When he came on the job, Porritt introduced a Residence Life Advisory Group (RLAG), which he says, along with University Residence council, will keep the Residence administration from making decisions in a vacuum.

But one returning floor fellow, who asked to remain anonymous out of fear of losing their job, explained that sitting on RLAG was frustrating because one third of the floor fellow’s efforts are spent fighting Porritt’s policies, taking away from valuable time with students.

“Being on that committee is 100 per cent defensive; it’s always an issue of doing damage control to what he’s bringing in” the floor fellow said. “There’s a lot of us taking our own minutes so we can say ‘no you didn’t say that,’ and ‘no, we didn’t say that.’”

Porritt has maintained that he has followed an open listening policy from the beginning.

“If I made a bunch of changes on the rez life side in the middle of my first year without doing a lot of listening, I would have been run out of here and I would have deserved it,” he said.

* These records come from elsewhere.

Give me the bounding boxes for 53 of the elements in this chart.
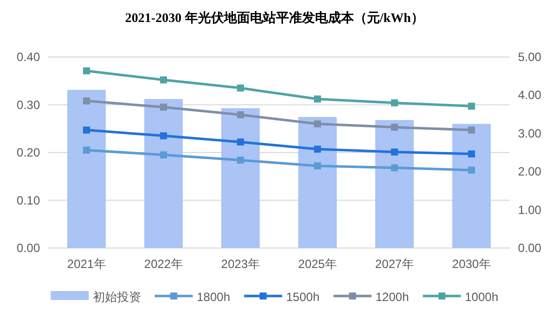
point [314,120,321,128]
point [83,67,90,74]
point [468,102,475,110]
point [314,146,321,153]
x-tick-label: 2021年 [67,257,106,271]
y2-tick-label: 3.00 [518,126,542,140]
bar [67,90,106,248]
x-tick-label: 2027年 [375,257,414,271]
point [314,162,321,170]
y2-tick-label: 2.00 [518,164,542,179]
y2-tick-label: 4.00 [518,88,542,102]
point [160,132,167,140]
point [83,146,90,154]
chart-title: 2021-2030 年光伏地面电站平准发电成本（元/kWh） [125,10,424,25]
y2-tick-label: 1.00 [518,202,542,217]
y2-tick-label: 0.00 [518,241,542,255]
point [160,76,167,84]
y-tick-label: 0.20 [16,146,40,160]
point [160,151,167,158]
legend-label: 1200h [376,290,409,304]
x-tick-label: 2025年 [298,257,337,271]
y-tick-label: 0.40 [16,50,40,64]
legend-label: 1500h [286,290,320,304]
x-tick-label: 2030年 [452,257,491,271]
point [314,96,321,103]
bar [375,120,414,248]
y2-tick-label: 5.00 [518,50,542,64]
bar [144,99,183,248]
bar [298,116,337,248]
y-tick-label: 0.00 [16,241,40,255]
legend-label: 1000h [464,290,498,304]
point [391,164,398,172]
point [237,84,244,92]
point [83,126,90,134]
point [83,97,90,104]
y-tick-label: 0.30 [16,98,40,112]
point [237,111,244,118]
point [468,126,475,134]
bar [221,108,260,248]
x-tick-label: 2022年 [144,257,183,271]
point [391,124,398,131]
point [391,99,398,106]
point [237,156,244,164]
point [237,138,244,146]
y-tick-label: 0.10 [16,193,40,208]
x-tick-label: 2023年 [221,257,260,271]
point [391,148,398,156]
point [468,166,475,174]
point [468,150,475,158]
legend-label: 1800h [196,290,230,304]
point [160,104,167,111]
legend-label: 初始投资 [92,290,141,304]
bar [452,124,491,248]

But the revised alcohol policy he proposed for residences – which tightens rules on serving, parties, and areas where students can drink, like certain common areas and building stairwells – was heavily criticized and amended by committee members before clearing RLAG.

“We have been able to fight back on policies, but on a larger level, we can’t fight back [against] everything he says all the time,” the floor fellow said.

“His inability to communicate with his staff and respect that we have opinions outside of RLAG is really troubling,” the floor fellow added, echoing statements made by other floor fellows.

Kate Wardell, a floor fellow from Gardner Hall, a residence above Pins, emphasized the unprofessional work environment she found herself in this year.

“He’s treated us like a group of kindergartners – he does that with the [residence] directors, too,” she said, adding that their positions carried large amounts of responsibility.

“I think he doesn’t understand what we do,” Wardell continued. “He thinks we have a part-time job, [but] we’re constantly on call and I don’t think he understands that.”

Another floor fellow explained that Porritt had suggested charging floor fellows rent for their rooms in residence – where they currently live for free. He proposed their rent be discounted in relation to first-years’, or that they pay rent and receive a small stipend. Floor fellows stressed, however, that their concerns weren’t driven by money worries.

Porritt acknowledged that he faced challenges this year, but maintained that many of the residence staff were still respectful of his leadership.

“There are lots of people who are very wary of ‘the new guy,’” said Porritt in an earlier email to The Daily. “The vast majority [of staff] have been very supportive and even excited to talk about how we can put their ideas into action.”

With a genuine concern for the future of residence culture at McGill, Smith stressed that their tenuous work relationships weren’t the driving reason for their concern.

“This is not a personal vendetta. It’s about a community that we value and cherish so much, and that thousands of people have valued as a really formative year.”

In the original version of this article, the by-line read “Proposed changes to alcohol policy will limit drinking in common areas” – which is a mistatment. While this was policy proposal was in an earlier draft, it has since been removed from the RLAG document.